Men doet de opziener der gebouwen L. Knuwer in hare presentie voor de Raad komen, in welks tegenwoordigheid de gepleegde daad wordt staande gehouden.

Meergemelde Knuwer verklaart onder de kragtigste bewoordingen en verzekeringen dat alles eene bedachte leugen is en dat de toeleg alleen is, om afzetterijen te plegen of om andere hem onbegrijpelijke redenen;
dat wel de toeleg van de schaamteloze vrouw geweest is, om het tot dat schandelijk feit te willen brengen; wijl hij haar na gepasseerde woensdag acht dagen op het Kerkpad van de woning der weduwe Femers, na die van van Gemert was ontmoet;  dat zij toen genoemden L. Knuwer aangesproken en gezegd had door haar man te zijn uitgezonden om wat te verdienen;
dat zij gerust iemand in haar hut kon brengen om met haar in gemeenschap te leven al was het zelfs ook in tegenwoordigheid van haar man; maar dat hij dat verachtelijke voorstel als toen verfoeijend had van de hand gewezen; en walgelijk van afschuw zijn weg had vervolgd.

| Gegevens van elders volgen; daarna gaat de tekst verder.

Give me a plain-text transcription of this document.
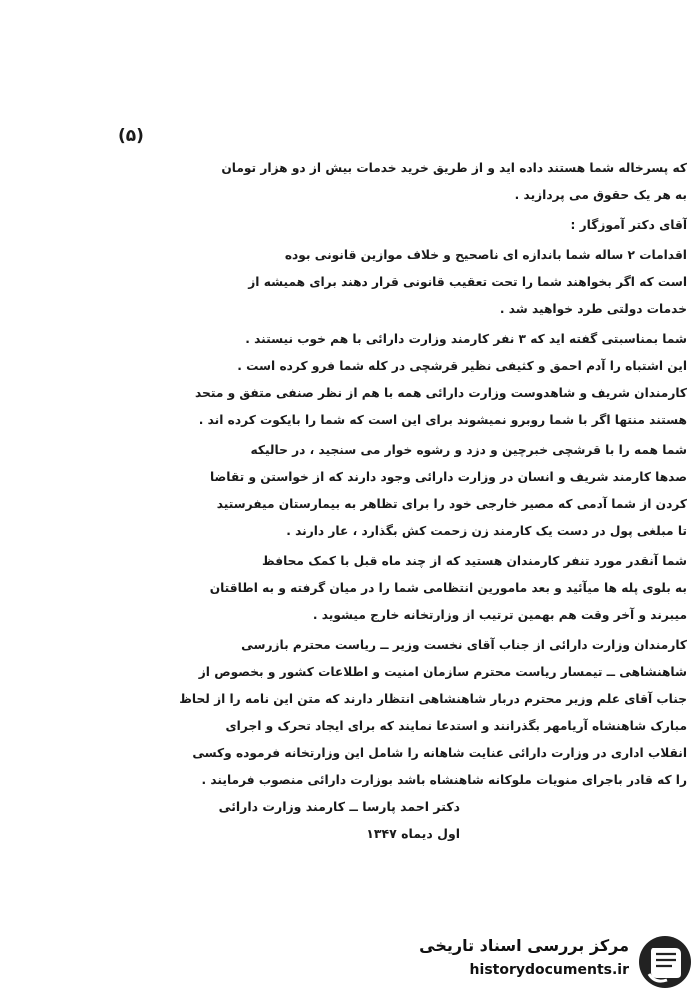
(۵)

که پسرخاله شما هستند داده اید و از طریق خرید خدمات بیش از دو هزار تومان
به هر یک حقوق می پردازید .

آقای دکتر آموزگار :

اقدامات ۲ ساله شما باندازه ای ناصحیح و خلاف موازین قانونی بوده
است که اگر بخواهند شما را تحت تعقیب قانونی قرار دهند برای همیشه از
خدمات دولتی طرد خواهید شد .

شما بمناسبتی گفته اید که ۳ نفر کارمند وزارت دارائی با هم خوب نیستند .
این اشتباه را آدم احمق و کثیفی نظیر قرشچی در کله شما فرو کرده است .
کارمندان شریف و شاهدوست وزارت دارائی همه با هم از نظر صنفی متفق و متحد
هستند منتها اگر با شما روبرو نمیشوند برای این است که شما را بایکوت کرده اند .

شما همه را با قرشچی خبرچین و دزد و رشوه خوار می سنجید ، در حالیکه
صدها کارمند شریف و انسان در وزارت دارائی وجود دارند که از خواستن و تقاضا
کردن از شما آدمی که مصیر خارجی خود را برای تظاهر به بیمارستان میفرستید
تا مبلغی پول در دست یک کارمند زن زحمت کش بگذارد ، عار دارند .

شما آنقدر مورد تنفر کارمندان هستید که از چند ماه قبل با کمک محافظ
به بلوی پله ها میآئید و بعد مامورین انتظامی شما را در میان گرفته و به اطاقتان
میبرند و آخر وقت هم بهمین ترتیب از وزارتخانه خارج میشوید .

کارمندان وزارت دارائی از جناب آقای نخست وزیر ــ ریاست محترم بازرسی
شاهنشاهی ــ تیمسار ریاست محترم سازمان امنیت و اطلاعات کشور و بخصوص از
جناب آقای علم وزیر محترم دربار شاهنشاهی انتظار دارند که متن این نامه را از لحاظ
مبارک شاهنشاه آریامهر بگذرانند و استدعا نمایند که برای ایجاد تحرک و اجرای
انقلاب اداری در وزارت دارائی عنایت شاهانه را شامل این وزارتخانه فرموده وکسی
را که قادر باجرای منویات ملوکانه شاهنشاه باشد بوزارت دارائی منصوب فرمایند .

دکتر احمد پارسا ــ کارمند وزارت دارائی
اول دیماه ۱۳۴۷
مرکز بررسی اسناد تاریخی
historydocuments.ir
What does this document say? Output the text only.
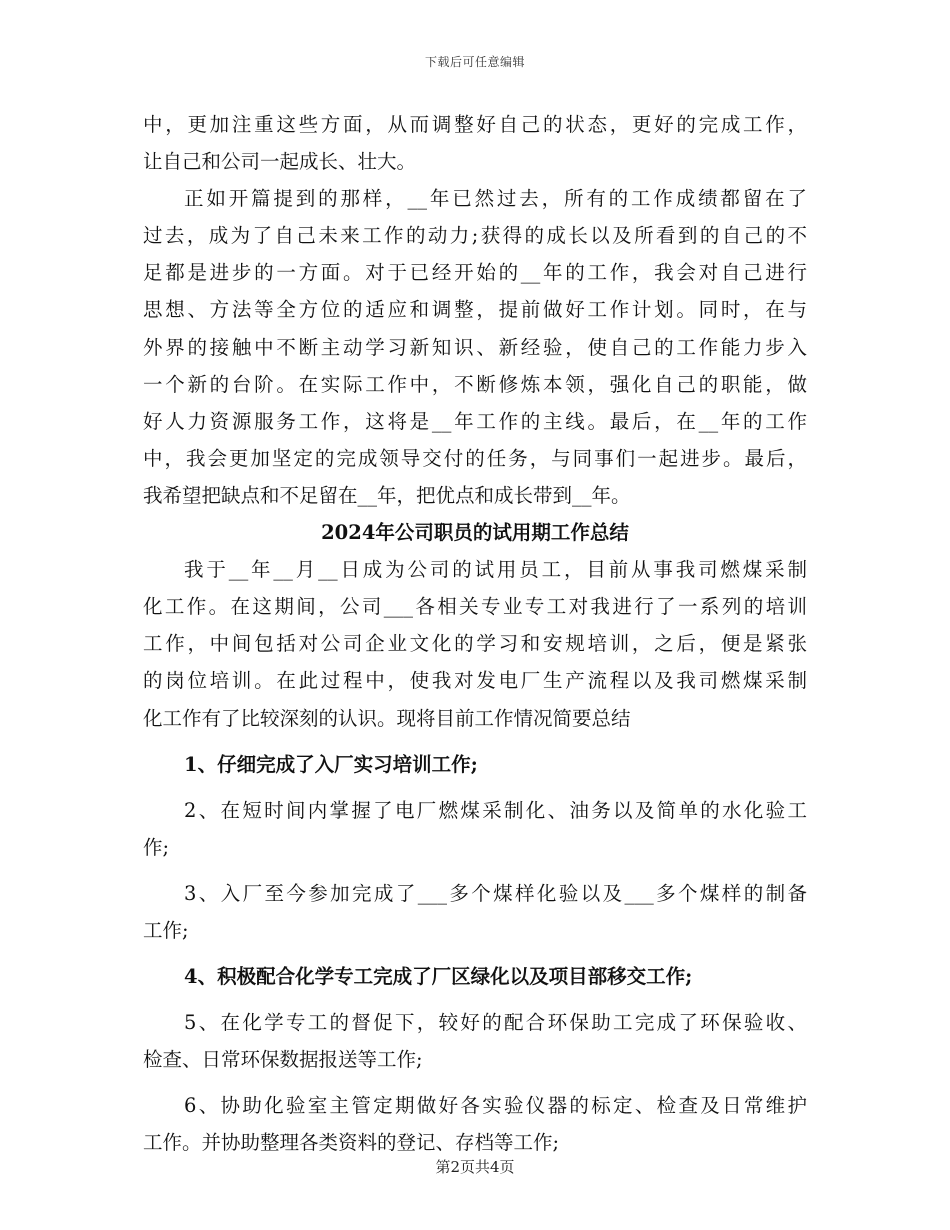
下载后可任意编辑
中，更加注重这些方面，从而调整好自己的状态，更好的完成工作，
让自己和公司一起成长、壮大。
正如开篇提到的那样，__年已然过去，所有的工作成绩都留在了
过去，成为了自己未来工作的动力;获得的成长以及所看到的自己的不
足都是进步的一方面。对于已经开始的__年的工作，我会对自己进行
思想、方法等全方位的适应和调整，提前做好工作计划。同时，在与
外界的接触中不断主动学习新知识、新经验，使自己的工作能力步入
一个新的台阶。在实际工作中，不断修炼本领，强化自己的职能，做
好人力资源服务工作，这将是__年工作的主线。最后，在__年的工作
中，我会更加坚定的完成领导交付的任务，与同事们一起进步。最后，
我希望把缺点和不足留在__年，把优点和成长带到__年。
2024年公司职员的试用期工作总结
我于__年__月__日成为公司的试用员工，目前从事我司燃煤采制
化工作。在这期间，公司___各相关专业专工对我进行了一系列的培训
工作，中间包括对公司企业文化的学习和安规培训，之后，便是紧张
的岗位培训。在此过程中，使我对发电厂生产流程以及我司燃煤采制
化工作有了比较深刻的认识。现将目前工作情况简要总结
1、仔细完成了入厂实习培训工作;
2、在短时间内掌握了电厂燃煤采制化、油务以及简单的水化验工
作;
3、入厂至今参加完成了___多个煤样化验以及___多个煤样的制备
工作;
4、积极配合化学专工完成了厂区绿化以及项目部移交工作;
5、在化学专工的督促下，较好的配合环保助工完成了环保验收、
检查、日常环保数据报送等工作;
6、协助化验室主管定期做好各实验仪器的标定、检查及日常维护
工作。并协助整理各类资料的登记、存档等工作;
第2页共4页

Deze verklaring wordt door Ester de Kort niet ontkent, maar de tijd veranderd in het verloop van drie weeken;
tengevolge waarop de aanmerkinge volgt, die door den President gemaakt worden, hoe zij zoodanig met den juisten tijd in de war is, daar zij eerst spreekt van 6 of 7, daar na van 5 of 6, nog nader van 4 of 5 weeken, of was het ook dat zij nog voor de 2e maal in zulk een zaak  zich had gewikkeld,
waarop zij nu opnieuw voor den dag komt met eene gelijke onzedelijken omgang met denzelfden persoon en ongeveer op dezelfde plaats als waar vroeger de eerste gemeenschap zouden hebben plaats gehad, en waarvoor zij had genoten zes stuivers, meerder klein geld was er niet op zak geweest.-

Ook deze passage wordt door L. Knuwer wederom als eene opgeraapte leugen en eene voorberadene schending van zijn persoon voorgedragen; verzekerende alverder dat hij sederd dien tijd noch voor dien tijd, Zoo als zij opgeeft, de vrouw niet had gezien.- maar wel  had gehoord dat zij bij Knuwer aan de deur had geweest en na hem gevraagd had.

Op de aan haar gevraagde redenen die haar bewogen hadden om bij L. Knuwer aan huis te komen, zegt zij, door haar man aangespoord te zijn, om van genoemden L. Knuwer te vragen eene som van fl. 20,- om daarvoor de zaak af te maken.

Men doet de vrouw uit de Raad verwijderen en de man voorkomen.

De President vraagt hem hoe hij met deze zaak was bekend geraakt, waarop door hem wordt geandwoord dat hij zijn vrouw had verdagt gehouden, door dien zij, boodschappen na het Gesticht doende, telkens te laat uit bleef en laat te huis kwam; het geen hem voor ruim een week had doen besluiten; van zijn vrouw door ernstige dreigementen tot bekentenis der zaak te bewegen en over te halen, waarin hij dan ook was geslaagd, en zoodoende was achter de zaak gekomen,
daarbij nog herhalende dat zijn vrouw heden agt dagen, zijnde geweest Saturdag 21 dezer, bij haar te huis komst van het Gesticht aan hem had verhaald  dat zij de opziener der gebouwen had gesproken die haar de som van fl 3,- had beloofd, en vervolgens nog meer geld aan haar zoude afstaan, als ook nog wel een stuk Kleeren voor haar man, als zij maar wilde zwijgen.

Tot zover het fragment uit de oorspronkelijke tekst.